To put that in perspective, 0.025 mL is about half a drop from an eyedropper. A typical cosmetic treatment for frown lines uses around 20 units, which at this standard dilution would total just 0.5 mL of liquid, roughly one-tenth of a teaspoon.

Providers aren’t locked into this ratio, though. The FDA labeling for therapeutic (non-cosmetic) Botox shows a wide range of dilution options for 100-unit vials:

  • 1 mL of saline: 10 units per 0.1 mL (1 unit = 0.01 mL)
  • 2 mL of saline: 5 units per 0.1 mL (1 unit = 0.02 mL)
  • 4 mL of saline: 2.5 units per 0.1 mL (1 unit = 0.04 mL)
  • 10 mL of saline: 1 unit per 0.1 mL (1 unit = 0.1 mL)

At the most concentrated option, one unit is just 0.01 mL. At the most dilute, it’s ten times that volume. The number of units, and therefore the dose of toxin, stays identical.
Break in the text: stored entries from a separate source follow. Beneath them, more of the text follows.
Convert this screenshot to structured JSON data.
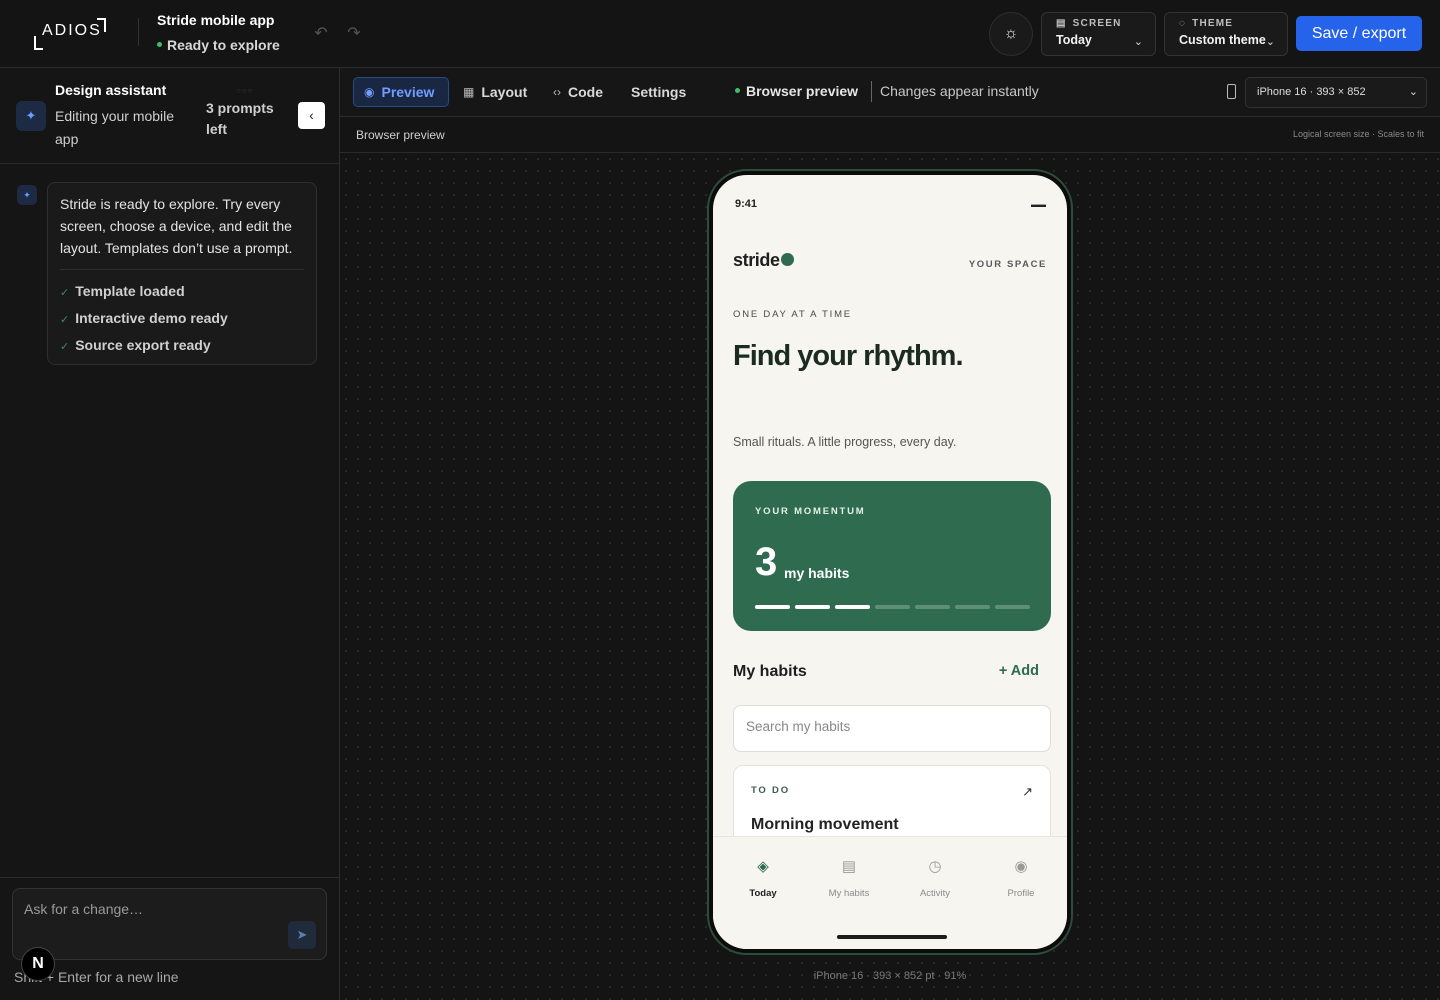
{
  "app": {
    "logo_text": "ADIOS",
    "project_title": "Stride mobile app",
    "project_status": "Ready to explore",
    "colors": {
      "accent": "#2563eb",
      "status_green": "#3fbf6a",
      "brand_green": "#2f6b4f"
    }
  },
  "header": {
    "screen_label": "SCREEN",
    "screen_value": "Today",
    "theme_label": "THEME",
    "theme_value": "Custom theme",
    "save_label": "Save / export",
    "icons": [
      "undo-icon",
      "redo-icon",
      "sun-icon",
      "layout-icon",
      "palette-icon",
      "chevron-down-icon"
    ]
  },
  "assistant": {
    "title": "Design assistant",
    "subtitle": "Editing your mobile app",
    "prompts_left": "3 prompts left",
    "message": "Stride is ready to explore. Try every screen, choose a device, and edit the layout. Templates don’t use a prompt.",
    "checks": [
      "Template loaded",
      "Interactive demo ready",
      "Source export ready"
    ],
    "input_placeholder": "Ask for a change…",
    "hint": "Shift + Enter for a new line",
    "badge": "N"
  },
  "tabs": {
    "items": [
      {
        "label": "Preview",
        "active": true
      },
      {
        "label": "Layout"
      },
      {
        "label": "Code"
      },
      {
        "label": "Settings"
      }
    ],
    "browser_preview": "Browser preview",
    "changes_note": "Changes appear instantly",
    "device": "iPhone 16 · 393 × 852"
  },
  "subbar": {
    "left": "Browser preview",
    "right": "Logical screen size · Scales to fit"
  },
  "canvas": {
    "caption": "iPhone 16 · 393 × 852 pt · 91%"
  },
  "phone": {
    "status_time": "9:41",
    "brand": "stride",
    "your_space": "YOUR SPACE",
    "eyebrow": "ONE DAY AT A TIME",
    "headline": "Find your rhythm.",
    "tagline": "Small rituals. A little progress, every day.",
    "momentum": {
      "label": "YOUR MOMENTUM",
      "count": "3",
      "unit": "my habits",
      "segments_total": 7,
      "segments_done": 3
    },
    "habits": {
      "title": "My habits",
      "add_label": "+ Add",
      "search_placeholder": "Search my habits",
      "card_tag": "TO DO",
      "card_name": "Morning movement"
    },
    "nav": [
      {
        "label": "Today",
        "icon": "diamond-icon",
        "active": true
      },
      {
        "label": "My habits",
        "icon": "list-icon"
      },
      {
        "label": "Activity",
        "icon": "clock-icon"
      },
      {
        "label": "Profile",
        "icon": "profile-icon"
      }
    ]
  }
}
Only the liquid carrying it changes.

Why Dilution Matters for Results

This isn’t just a technicality. The amount of liquid injected alongside the toxin affects how far it spreads in your tissue. A study published in JAMA Dermatology tested this directly: when the same dose of botulinum toxin was delivered in a larger volume (more dilute), the affected area averaged 6.05 square centimeters compared to 4.12 square centimeters for a smaller, more concentrated injection.
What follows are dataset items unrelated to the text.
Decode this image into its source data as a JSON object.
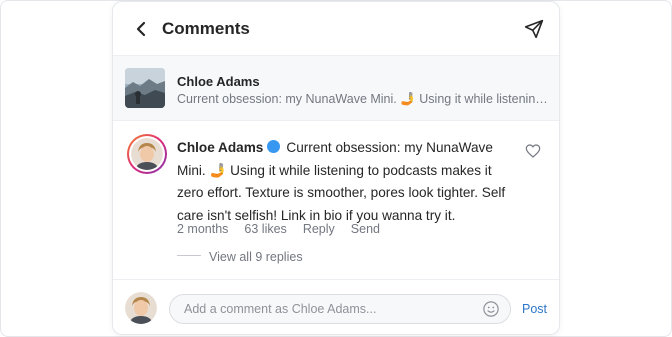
{
  "header": {
    "title": "Comments"
  },
  "preview": {
    "author": "Chloe Adams",
    "caption": "Current obsession: my NunaWave Mini. 🤳 Using it while listening to podcasts makes it zero effort. Texture is smoother, pores look tighter. Self care isn't selfish! Link in bio if you wanna try it."
  },
  "comment": {
    "author": "Chloe Adams",
    "text": "Current obsession: my NunaWave Mini. 🤳 Using it while listening to podcasts makes it zero effort. Texture is smoother, pores look tighter. Self care isn't selfish! Link in bio if you wanna try it.",
    "time": "2 months",
    "likes": "63 likes",
    "reply_label": "Reply",
    "send_label": "Send",
    "view_replies": "View all 9 replies"
  },
  "footer": {
    "placeholder": "Add a comment as Chloe Adams...",
    "post_label": "Post"
  },
  "colors": {
    "verified": "#3897f0",
    "post": "#2d76c8",
    "muted_text": "#737780"
  },
  "icons": [
    "chevron-left-icon",
    "send-icon",
    "verified-icon",
    "heart-icon",
    "emoji-icon"
  ]
}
For cosmetic work on small, precise areas like crow’s feet or the space between your eyebrows, providers typically use the standard or a slightly more concentrated dilution. This keeps the toxin where they place it and reduces the chance it drifts into nearby muscles. For larger treatment areas like the forehead or for medical uses like excessive sweating, a more dilute preparation can help distribute the effect more evenly.

Reading Syringe Markings

Botox is usually injected with insulin syringes, which are marked in “units” of their own. These syringe markings measure volume, not Botox potency. On a standard U-100 insulin syringe, each unit mark represents 0.01 mL of liquid.

This is where things get confusing. If 100 units of Botox are diluted with 1 mL of saline, then 1 syringe mark happens to equal 1 Botox unit, a convenient one-to-one match. But at the standard 2.5 mL dilution, each syringe mark equals only 0.4 Botox units. The syringe markings never change; only the Botox concentration inside the syringe does. Your provider calculates the conversion based on how they prepared the vial.
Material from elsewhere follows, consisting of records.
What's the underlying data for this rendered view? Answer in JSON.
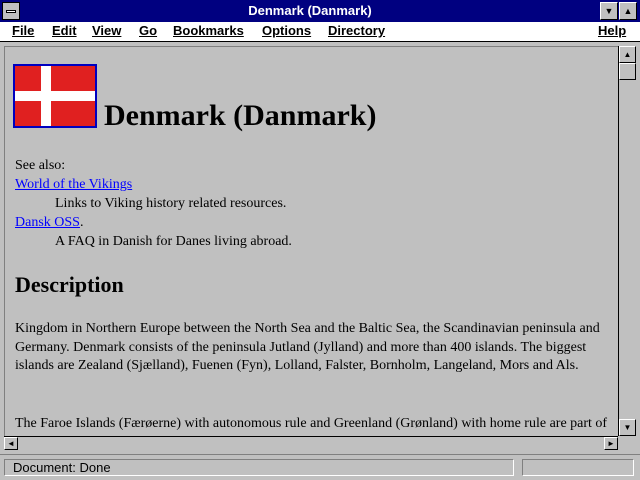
{
  "window": {
    "title": "Denmark (Danmark)",
    "controls": {
      "minimize_icon": "triangle-down",
      "maximize_icon": "triangle-up"
    }
  },
  "menu": {
    "items": [
      "File",
      "Edit",
      "View",
      "Go",
      "Bookmarks",
      "Options",
      "Directory"
    ],
    "help": "Help"
  },
  "page": {
    "heading": "Denmark (Danmark)",
    "see_also": "See also:",
    "links": [
      {
        "text": "World of the Vikings",
        "description": "Links to Viking history related resources."
      },
      {
        "text": "Dansk OSS",
        "suffix": ".",
        "description": "A FAQ in Danish for Danes living abroad."
      }
    ],
    "section_heading": "Description",
    "paragraphs": [
      "Kingdom in Northern Europe between the North Sea and the Baltic Sea, the Scandinavian peninsula and Germany. Denmark consists of the peninsula Jutland (Jylland) and more than 400 islands. The biggest islands are Zealand (Sjælland), Fuenen (Fyn), Lolland, Falster, Bornholm, Langeland, Mors and Als.",
      "The Faroe Islands (Færøerne) with autonomous rule and Greenland (Grønland) with home rule are part of the Danish Kingdom."
    ],
    "flag_colors": {
      "red": "#e02020",
      "white": "#ffffff",
      "border": "#0000c0"
    }
  },
  "status": {
    "text": "Document: Done"
  },
  "colors": {
    "titlebar": "#000080",
    "link": "#0000ff",
    "chrome": "#c0c0c0"
  }
}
Botox Units vs. Dysport Units

If you’re comparing Botox to Dysport, another popular botulinum toxin product, the units are not interchangeable. A unit of Dysport is weaker than a unit of Botox, so more Dysport units are needed for a similar effect. Clinical research puts the conversion ratio at roughly 2.5 to 1, meaning 50 units of Dysport approximates 20 units of Botox. Some studies have found ratios ranging from 1.7:1 to 5:1 depending on the treatment area, but 2.5:1 is the most widely used estimate.

This also means that Dysport pricing “per unit” will look lower than Botox pricing, but you need more units to achieve the same result. Always compare the total cost of a treatment, not the per-unit price, when evaluating the two products.

What This Means at Your Appointment

When a provider tells you they’re injecting 20 units of Botox, they’re describing a fixed dose of toxin. The volume of liquid those 20 units arrive in can vary based on how the vial was prepared, but your results depend on the number of units, not the number of milliliters. Two providers using different dilutions but injecting the same unit count will deliver the same amount of active toxin.

One practical detail worth knowing: once Botox is mixed with saline, it should be used within 24 hours and kept refrigerated in the meantime. Reputable providers prepare vials fresh or on the day of your appointment. If a clinic advertises unusually low prices, it could mean they’re splitting vials across many patients over extended periods, which risks reduced potency.